Redaction in this way is definitely not supported in production (any Python method starting with an underscore is a red-flag for production code), but it would be nice to have a supported way to do this in the future!
import requests
def get_keyvault_secret(vault_name_or_url, secret_name, credentials_provider_name =None, version=None ):
credential = dbutils.credentials.getServiceCredentialsProvider(credentials_provider_name)
# We create a new header here that passes the bearer token to the service - this is a standard practice for all Entra ID secured REST APIs.
headers = { "Authorization": f"Bearer {credential.get_token("https://vault.azure.net/.default").token}" }
if(not vault_name_or_url.startswith("http")):
vault_url = f"https://{vault_name_or_url}.vault.azure.net/"
else:
vault_url = vault_name_or_url
response = requests.get(f"{vault_url}secrets/{secret_name}?api-version=7.4", headers=headers)
# In production you'd check the API documentation to handle errors and retries - for example with KeyVault, 404's can mean the secret doesn't exist, 429's mean you're hitting the service too much.
response.raise_for_status()
sc._jvm.com.databricks.logging.secrets.CredentialRedactor.addSecret(response.json()['value'])
return response.json()
get_keyvault_secret("sandbox-dataai-example-kv", "test", 'sandbox-dataai-example-dbac')
Wishlist
Service credentials are great addition to the Azure Databricks platform, one I’ve looked forward to for some time.

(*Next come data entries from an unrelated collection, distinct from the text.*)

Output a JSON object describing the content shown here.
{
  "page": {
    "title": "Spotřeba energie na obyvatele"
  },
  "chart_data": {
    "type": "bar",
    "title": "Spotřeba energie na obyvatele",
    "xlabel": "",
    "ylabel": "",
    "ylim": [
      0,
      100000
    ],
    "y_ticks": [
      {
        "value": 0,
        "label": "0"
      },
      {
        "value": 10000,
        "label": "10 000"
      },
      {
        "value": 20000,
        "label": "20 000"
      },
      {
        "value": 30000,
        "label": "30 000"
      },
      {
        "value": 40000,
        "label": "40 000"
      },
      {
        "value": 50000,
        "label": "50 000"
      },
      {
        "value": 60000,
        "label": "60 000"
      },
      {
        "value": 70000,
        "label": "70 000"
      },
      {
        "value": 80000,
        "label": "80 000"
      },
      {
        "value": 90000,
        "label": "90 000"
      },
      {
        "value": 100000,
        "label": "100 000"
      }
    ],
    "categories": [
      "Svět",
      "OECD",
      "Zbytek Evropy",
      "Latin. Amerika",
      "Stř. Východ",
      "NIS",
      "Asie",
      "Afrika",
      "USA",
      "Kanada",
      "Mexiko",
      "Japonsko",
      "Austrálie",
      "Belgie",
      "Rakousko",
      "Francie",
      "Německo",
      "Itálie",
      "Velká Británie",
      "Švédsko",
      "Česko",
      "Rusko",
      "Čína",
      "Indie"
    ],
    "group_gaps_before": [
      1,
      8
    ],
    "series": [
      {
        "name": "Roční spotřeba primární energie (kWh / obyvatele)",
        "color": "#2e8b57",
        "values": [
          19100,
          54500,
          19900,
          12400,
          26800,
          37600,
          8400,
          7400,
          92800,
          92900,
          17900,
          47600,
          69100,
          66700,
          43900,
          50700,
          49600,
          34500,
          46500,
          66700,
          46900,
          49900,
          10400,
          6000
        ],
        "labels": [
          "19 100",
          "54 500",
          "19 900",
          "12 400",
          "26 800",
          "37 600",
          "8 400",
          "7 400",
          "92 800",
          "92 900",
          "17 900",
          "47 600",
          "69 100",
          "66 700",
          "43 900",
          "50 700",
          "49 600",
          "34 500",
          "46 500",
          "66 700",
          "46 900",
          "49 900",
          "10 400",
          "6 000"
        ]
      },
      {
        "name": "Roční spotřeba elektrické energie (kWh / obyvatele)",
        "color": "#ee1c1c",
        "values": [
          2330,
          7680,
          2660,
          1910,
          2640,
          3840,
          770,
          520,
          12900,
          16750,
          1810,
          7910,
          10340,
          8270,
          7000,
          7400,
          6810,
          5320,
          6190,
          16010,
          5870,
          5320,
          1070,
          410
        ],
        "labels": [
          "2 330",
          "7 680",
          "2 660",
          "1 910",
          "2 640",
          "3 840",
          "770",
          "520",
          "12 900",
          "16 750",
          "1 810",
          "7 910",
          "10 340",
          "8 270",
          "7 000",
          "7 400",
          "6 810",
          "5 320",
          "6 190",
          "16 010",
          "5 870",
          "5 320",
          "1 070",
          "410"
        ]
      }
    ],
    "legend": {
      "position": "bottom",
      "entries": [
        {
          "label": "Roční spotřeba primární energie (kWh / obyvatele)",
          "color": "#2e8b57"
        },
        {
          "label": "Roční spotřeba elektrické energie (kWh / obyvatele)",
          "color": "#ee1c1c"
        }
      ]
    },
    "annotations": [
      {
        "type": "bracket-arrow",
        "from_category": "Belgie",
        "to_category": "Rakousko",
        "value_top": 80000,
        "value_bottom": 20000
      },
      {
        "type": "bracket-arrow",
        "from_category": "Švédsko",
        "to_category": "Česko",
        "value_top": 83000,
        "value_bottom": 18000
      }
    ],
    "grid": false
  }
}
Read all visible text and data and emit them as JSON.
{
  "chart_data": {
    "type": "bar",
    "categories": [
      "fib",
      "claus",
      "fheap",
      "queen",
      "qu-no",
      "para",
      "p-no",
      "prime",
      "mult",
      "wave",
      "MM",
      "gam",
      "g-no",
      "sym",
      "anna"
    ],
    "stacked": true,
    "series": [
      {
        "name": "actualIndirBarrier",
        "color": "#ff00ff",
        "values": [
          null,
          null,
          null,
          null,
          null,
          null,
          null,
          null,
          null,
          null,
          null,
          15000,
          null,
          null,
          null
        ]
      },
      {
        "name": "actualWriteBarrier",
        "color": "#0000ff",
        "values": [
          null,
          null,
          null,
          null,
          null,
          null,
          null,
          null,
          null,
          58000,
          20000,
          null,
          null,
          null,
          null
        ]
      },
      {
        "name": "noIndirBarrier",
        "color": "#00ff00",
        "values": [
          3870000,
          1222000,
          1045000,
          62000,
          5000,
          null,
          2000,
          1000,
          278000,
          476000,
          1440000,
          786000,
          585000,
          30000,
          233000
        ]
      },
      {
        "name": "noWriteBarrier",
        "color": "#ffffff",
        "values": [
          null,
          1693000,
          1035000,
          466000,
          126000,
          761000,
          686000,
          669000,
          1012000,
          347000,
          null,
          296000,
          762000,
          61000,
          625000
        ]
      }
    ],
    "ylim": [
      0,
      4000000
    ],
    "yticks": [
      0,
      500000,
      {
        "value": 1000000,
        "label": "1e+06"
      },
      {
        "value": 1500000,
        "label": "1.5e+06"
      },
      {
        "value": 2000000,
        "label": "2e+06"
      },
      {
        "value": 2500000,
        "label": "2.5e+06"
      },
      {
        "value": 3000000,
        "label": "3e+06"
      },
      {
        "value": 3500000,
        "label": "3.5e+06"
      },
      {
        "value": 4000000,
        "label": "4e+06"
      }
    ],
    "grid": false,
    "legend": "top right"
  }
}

However I have a few items on my wishlist on how this could be improved further - in ascending order of complexity.
-
Helper method for connecting to Azure KeyVault
As an easy win, it would be nice to have built in helper method for this rather than having to roll our own, I’d suggest something that could easily be called like the example above.
dbutils.secrets.getKeyVaultSecret(url, secretName)
-
Redaction of Secrets by Developers
It would be nice to expose a way to add custom secrets to be redacted in the logs (as a best effort) - as far as I can tell messing directly with the CredentialRedactor isn’t fully supported - and I can think of a few cases where it would be nice to mask what goes into the logs.
This could be as easy as exposing the CredentialRedactor in Python officially - perhaps something like
dbutils.logging.addSecretRedaction()
that uses the credential redactor implementation defined in the spark configuration. -
Azure Databricks KeyVault Secrets integration with service credentials
I quite like the simplicity of the
dbutils.secrets
library and I’d suggest that the current method of backing secrets with Azure KeyVault through the magic string could be updated so it can support being linked by anybody who has sufficient permissions to the service credential.This is a much better user experience than needing to know both the URL of the secret store AND the name of the credential that can access it and would provide an easier and more secure way of registering KeyVault without requiring Owner/Contributor access to the KeyVault in order to set it up.
-
Broader support natively in Azure Databricks
Support for service identities in more use-cases such as in Unity Catalog managed HTTP Connections, Mosaic Endpoints, and Lakehouse Federation would be a great addition. This would allow for a more secure and streamlined way to connect to services without needing to create application registrations and deal with OAuth2 secrets.